2 Tm 3.1-9 ; Ez 14.14 ; Ph 4.4-13 ; Pr 3.5 ; 1 P 2.11, 12 ; Mt 7.23; 25.21.
Versets à mémoriser

" Ayez une belle conduite parmi les gens des nations, pour que, sur le point même où ils vous accusent de faire le mal, ils voient vos belles œuvres et glorifient Dieu au jour de son intervention. "
(1 P 2.12)

Nous devons vivre en tant qu'intendants du Dieu que nous servons, ce qui signifie que nous devons exercer une puissante influence sur notre entourage, et une influence positive.

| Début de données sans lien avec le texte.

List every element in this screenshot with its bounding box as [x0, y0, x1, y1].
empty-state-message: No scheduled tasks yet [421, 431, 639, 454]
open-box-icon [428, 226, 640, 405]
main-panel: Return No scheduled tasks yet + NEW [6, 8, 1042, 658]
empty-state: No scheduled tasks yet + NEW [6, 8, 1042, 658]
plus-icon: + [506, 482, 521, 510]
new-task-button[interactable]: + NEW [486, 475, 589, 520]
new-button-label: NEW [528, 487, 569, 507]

Notre histoire ne doit donc pas être coupée du monde autour de nous. Au contraire, notre privilège constitue à manifester un mode de vie meilleur à ceux qui ne connaissent pas tout ce que nous avons reçu. La gestion chrétienne de la vie, c'est prospérer tout en menant des vies saintes selon l'appel divin. Dieu nous équipe pour un mode de vie différent de tout autre mode de vie sur terre (2 Co 6.17). Les autres devraient remarquer cela, et même nous poser des questions. C'est pourquoi il nous est dit : " Mais dans votre cœur, consacrez le Christ comme Seigneur ; soyez toujours prêts à présenter votre défense devant quiconque vous demande de rendre compte de l'espérance qui est en vous, mais faites-le avec douceur et respect " (1 P 3.15).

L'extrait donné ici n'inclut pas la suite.